In conclusion, the use of laboratory-based measures of fear processes has offered the promise of exciting new targets for PTSD. Although the field continues to have gaps between findings in laboratory-based fear and effects in exposure-based therapy (e.g., DCS and oxytocin), parallel work in better defining DCS effects on fear processes and how these effects might both impede and facilitate exposure are currently underway. Using laboratory measures of fear learning processes to predict treatment response in patients is also potential evolution of the utility of fear-based tasks in informing treatment approaches.
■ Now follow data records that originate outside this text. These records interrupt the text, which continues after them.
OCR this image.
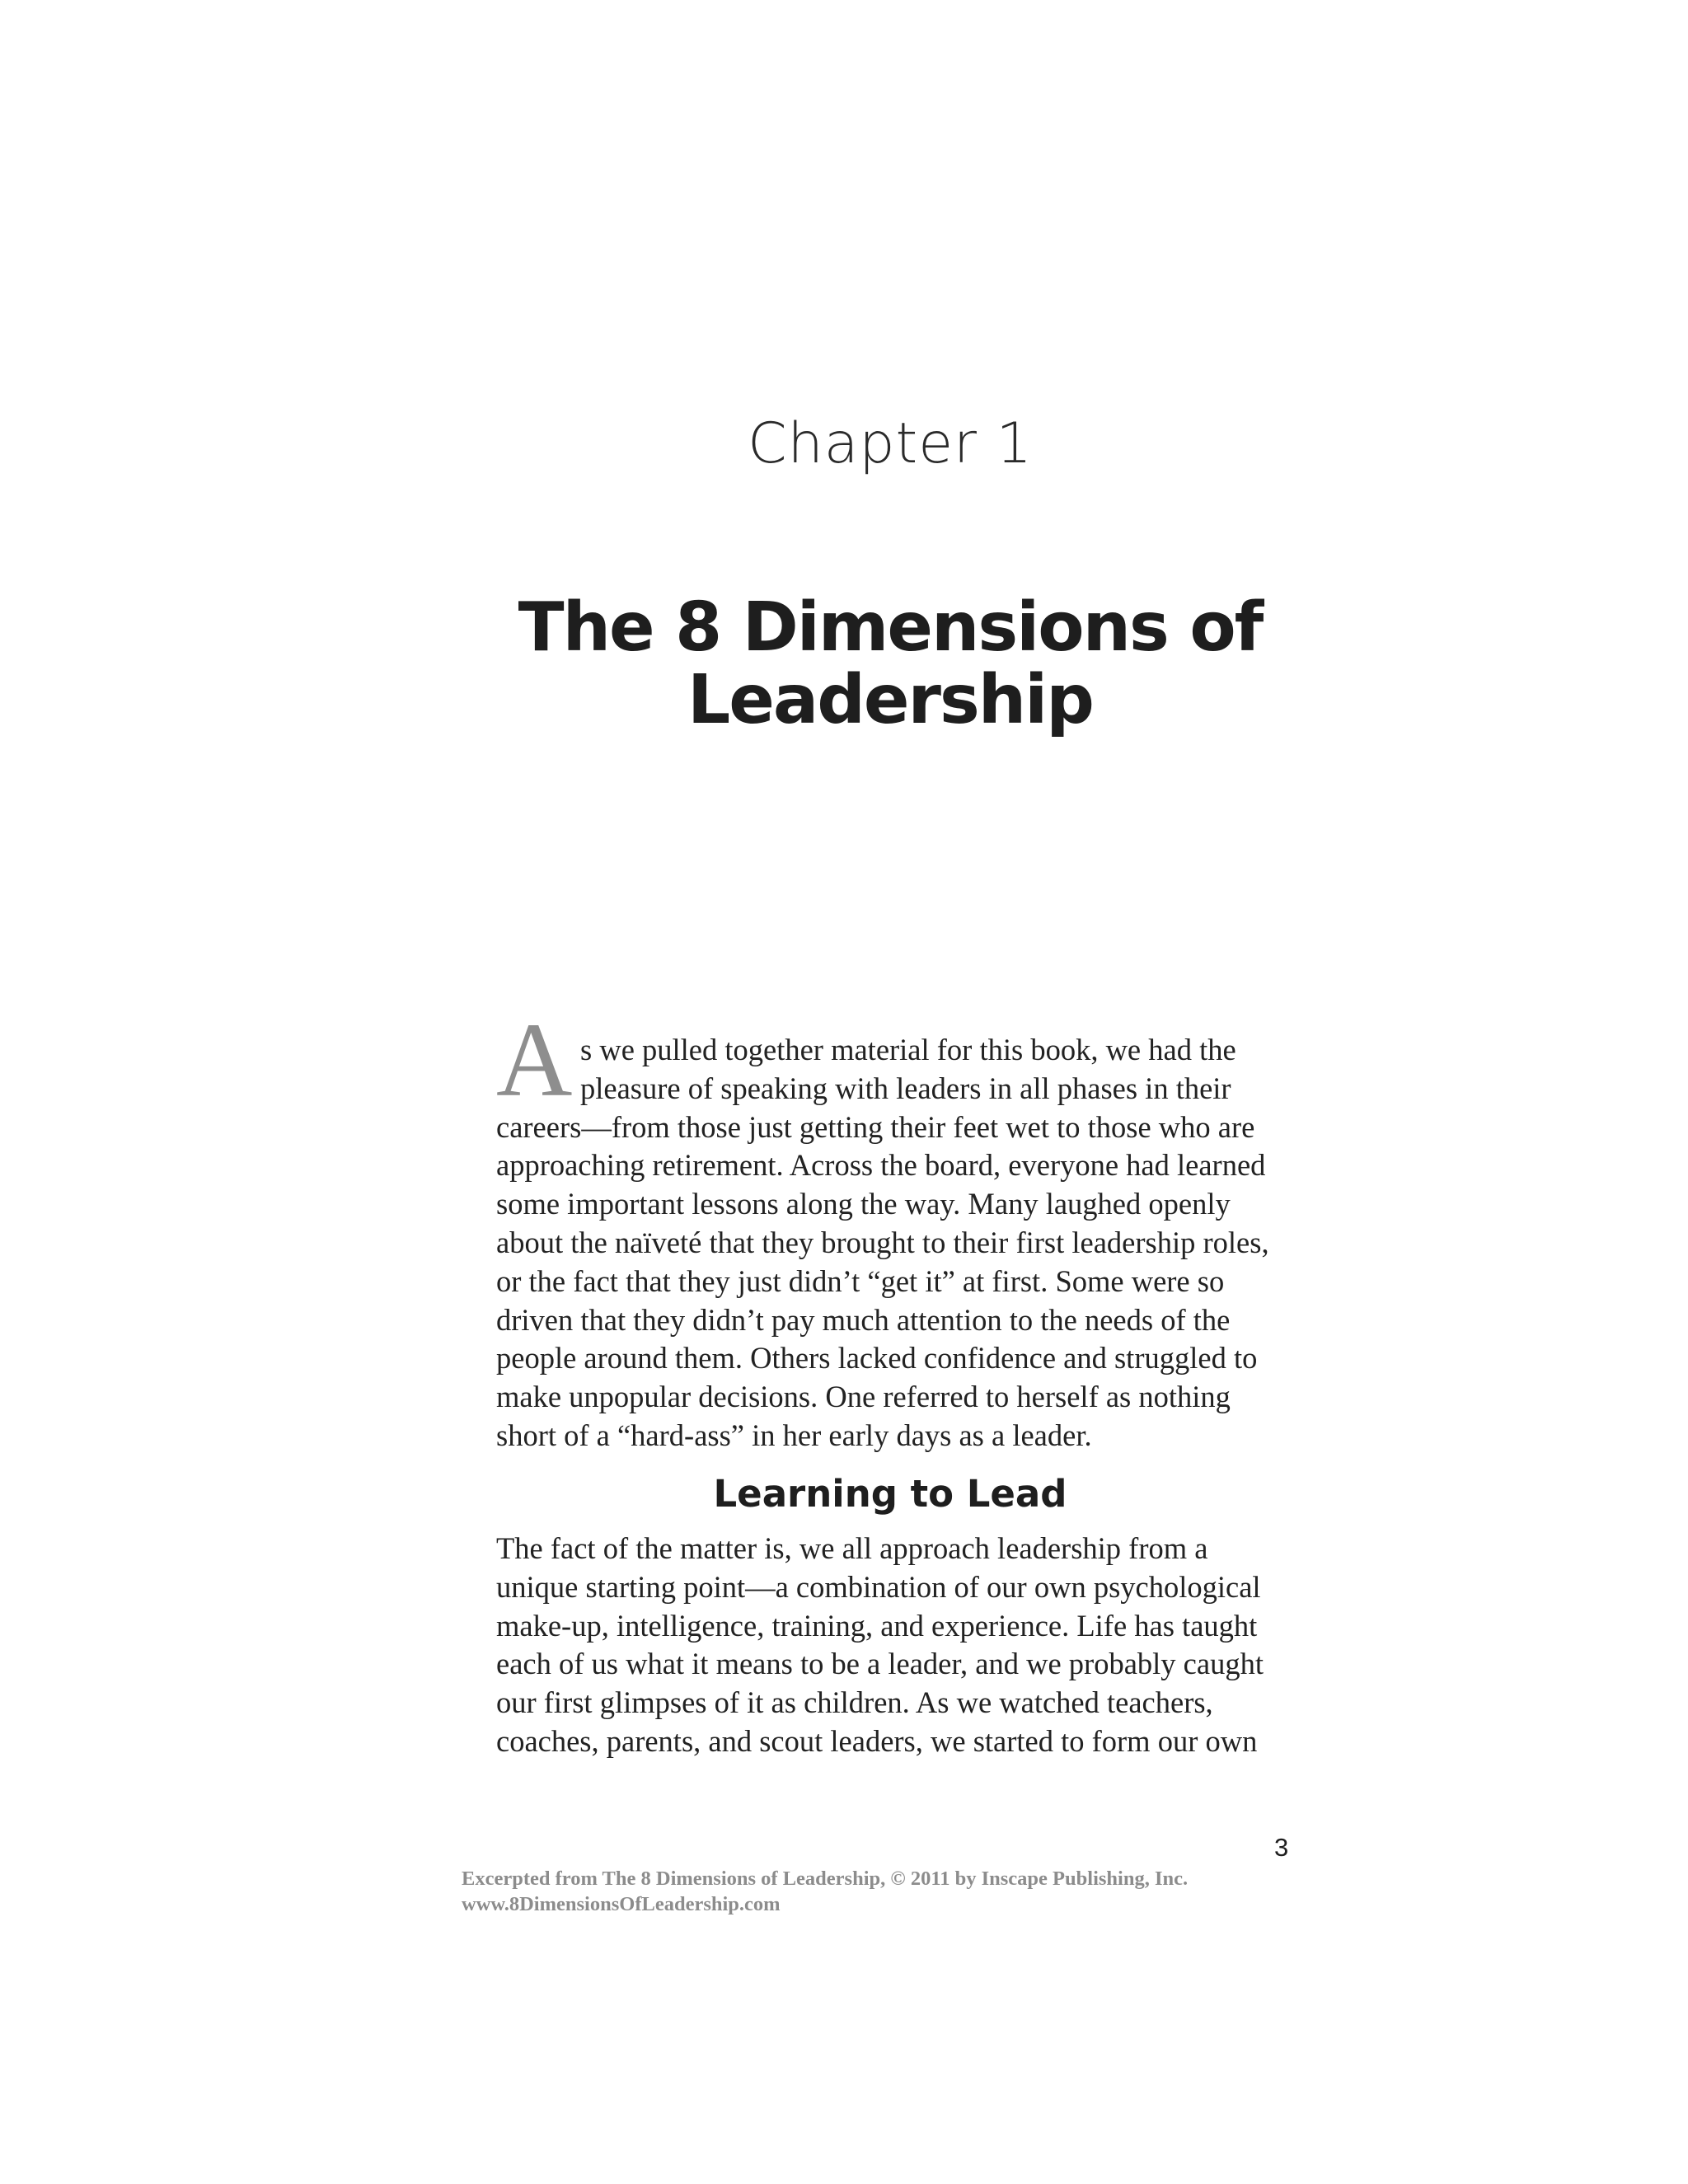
Chapter 1
The 8 Dimensions of
Leadership
A s we pulled together material for this book, we had the
pleasure of speaking with leaders in all phases in their
careers—from those just getting their feet wet to those who are
approaching retirement. Across the board, everyone had learned
some important lessons along the way. Many laughed openly
about the naïveté that they brought to their first leadership roles,
or the fact that they just didn’t “get it” at first. Some were so
driven that they didn’t pay much attention to the needs of the
people around them. Others lacked confidence and struggled to
make unpopular decisions. One referred to herself as nothing
short of a “hard-ass” in her early days as a leader.
Learning to Lead
The fact of the matter is, we all approach leadership from a
unique starting point—a combination of our own psychological
make-up, intelligence, training, and experience. Life has taught
each of us what it means to be a leader, and we probably caught
our first glimpses of it as children. As we watched teachers,
coaches, parents, and scout leaders, we started to form our own
3
Excerpted from The 8 Dimensions of Leadership, © 2011 by Inscape Publishing, Inc.
www.8DimensionsOfLeadership.com
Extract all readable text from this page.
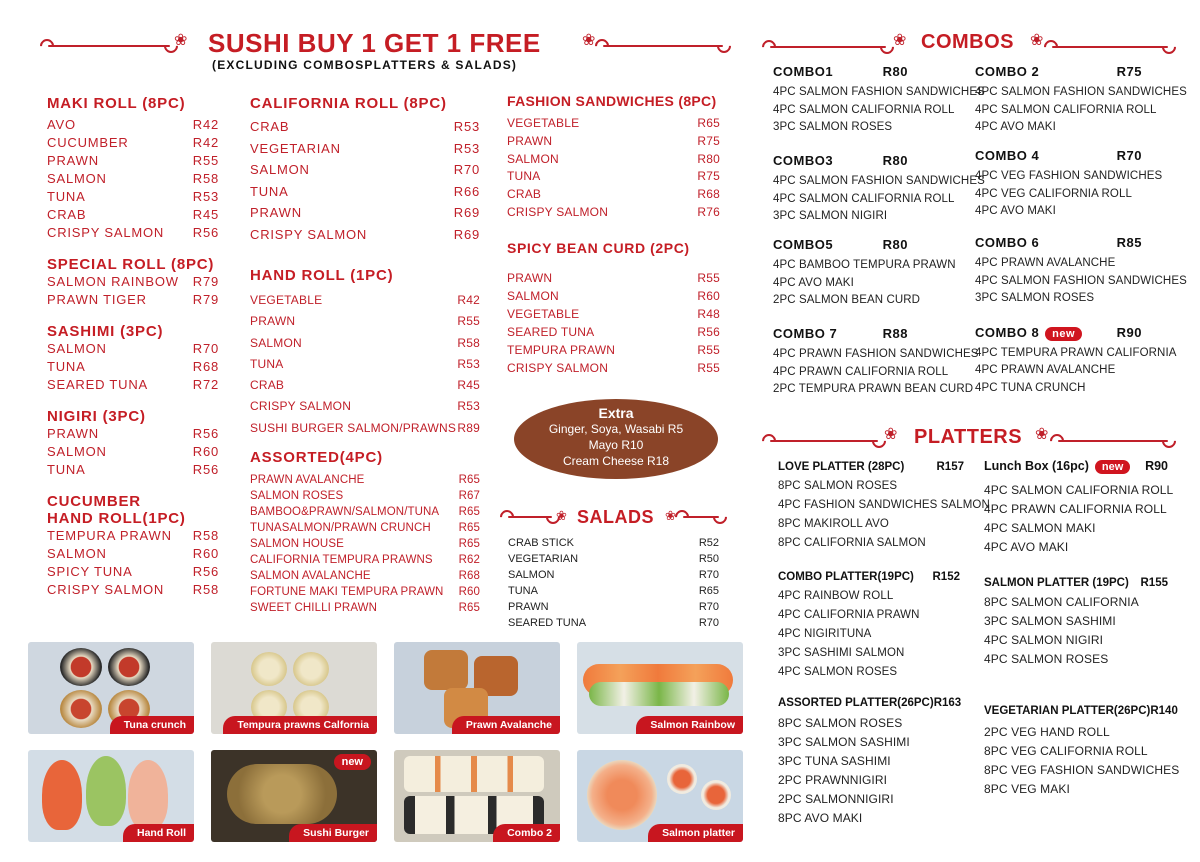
❀ SUSHI BUY 1 GET 1 FREE	❀
(EXCLUDING COMBOSPLATTERS & SALADS)
MAKI ROLL (8PC)
AVO	R42
CUCUMBER	R42
PRAWN	R55
SALMON	R58
TUNA	R53
CRAB	R45
CRISPY SALMON R56
SPECIAL ROLL (8PC)
SALMON RAINBOW R79
PRAWN TIGER	R79
SASHIMI (3PC)
SALMON	R70
TUNA	R68
SEARED TUNA	R72
NIGIRI (3PC)
PRAWN	R56
SALMON	R60
TUNA	R56
CUCUMBER
HAND ROLL(1PC)
TEMPURA PRAWN R58
SALMON	R60
SPICY TUNA	R56
CRISPY SALMON R58
CALIFORNIA ROLL (8PC)
CRAB	R53
VEGETARIAN	R53
SALMON	R70
TUNA	R66
PRAWN	R69
CRISPY SALMON	R69
HAND ROLL (1PC)
VEGETABLE	R42
PRAWN	R55
SALMON	R58
TUNA	R53
CRAB	R45
CRISPY SALMON	R53
SUSHI BURGER SALMON/PRAWNS R89
ASSORTED(4PC)
PRAWN AVALANCHE	R65
SALMON ROSES	R67
BAMBOO&PRAWN/SALMON/TUNA R65
TUNASALMON/PRAWN CRUNCH R65
SALMON HOUSE	R65
CALIFORNIA TEMPURA PRAWNS R62
SALMON AVALANCHE	R68
FORTUNE MAKI TEMPURA PRAWN R60
SWEET CHILLI PRAWN	R65
FASHION SANDWICHES (8PC)
VEGETABLE	R65
PRAWN	R75
SALMON	R80
TUNA	R75
CRAB	R68
CRISPY SALMON	R76
SPICY BEAN CURD (2PC)
PRAWN	R55
SALMON	R60
VEGETABLE	R48
SEARED TUNA	R56
TEMPURA PRAWN	R55
CRISPY SALMON	R55
Extra
Ginger, Soya, Wasabi R5
Mayo R10
Cream Cheese R18
❀ SALADS ❀
CRAB STICK	R52
VEGETARIAN	R50
SALMON	R70
TUNA	R65
PRAWN	R70
SEARED TUNA	R70
❀ COMBOS ❀
COMBO1	R80
4PC SALMON FASHION SANDWICHES
4PC SALMON CALIFORNIA ROLL
3PC SALMON ROSES
COMBO 2	R75
4PC SALMON FASHION SANDWICHES
4PC SALMON CALIFORNIA ROLL
4PC AVO MAKI
COMBO3	R80
4PC SALMON FASHION SANDWICHES
4PC SALMON CALIFORNIA ROLL
3PC SALMON NIGIRI
COMBO 4	R70
4PC VEG FASHION SANDWICHES
4PC VEG CALIFORNIA ROLL
4PC AVO MAKI
COMBO5	R80
4PC BAMBOO TEMPURA PRAWN
4PC AVO MAKI
2PC SALMON BEAN CURD
COMBO 6	R85
4PC PRAWN AVALANCHE
4PC SALMON FASHION SANDWICHES
3PC SALMON ROSES
COMBO 7	R88
4PC PRAWN FASHION SANDWICHES
4PC PRAWN CALIFORNIA ROLL
2PC TEMPURA PRAWN BEAN CURD
COMBO 8 new	R90
4PC TEMPURA PRAWN CALIFORNIA
4PC PRAWN AVALANCHE
4PC TUNA CRUNCH
❀ PLATTERS ❀
LOVE PLATTER (28PC)	R157
8PC SALMON ROSES
4PC FASHION SANDWICHES SALMON
8PC MAKIROLL AVO
8PC CALIFORNIA SALMON
Lunch Box (16pc) new	R90
4PC SALMON CALIFORNIA ROLL
4PC PRAWN CALIFORNIA ROLL
4PC SALMON MAKI
4PC AVO MAKI
COMBO PLATTER(19PC) R152
4PC RAINBOW ROLL
4PC CALIFORNIA PRAWN
4PC NIGIRITUNA
3PC SASHIMI SALMON
4PC SALMON ROSES
SALMON PLATTER (19PC) R155
8PC SALMON CALIFORNIA
3PC SALMON SASHIMI
4PC SALMON NIGIRI
4PC SALMON ROSES
ASSORTED PLATTER(26PC) R163
8PC SALMON ROSES
3PC SALMON SASHIMI
3PC TUNA SASHIMI
2PC PRAWNNIGIRI
2PC SALMONNIGIRI
8PC AVO MAKI
VEGETARIAN PLATTER(26PC) R140
2PC VEG HAND ROLL
8PC VEG CALIFORNIA ROLL
8PC VEG FASHION SANDWICHES
8PC VEG MAKI
Tuna crunch	Tempura prawns Calfornia	Prawn Avalanche	Salmon Rainbow
Hand Roll
new
Sushi Burger	Combo 2	Salmon platter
As discussed above, careful evaluation of study design and treatment approaches within the fear learning/extinction continuum will be critical in early-phase proof-of-concept studies. Designing studies with assessment of long-term recall/resistance to reinstatement will also be critical in evaluating drug effects either on fear consolidation (inhibitory) or on fear extinction (enhancement or improved generalization) for the chances of efficacy in the clinic.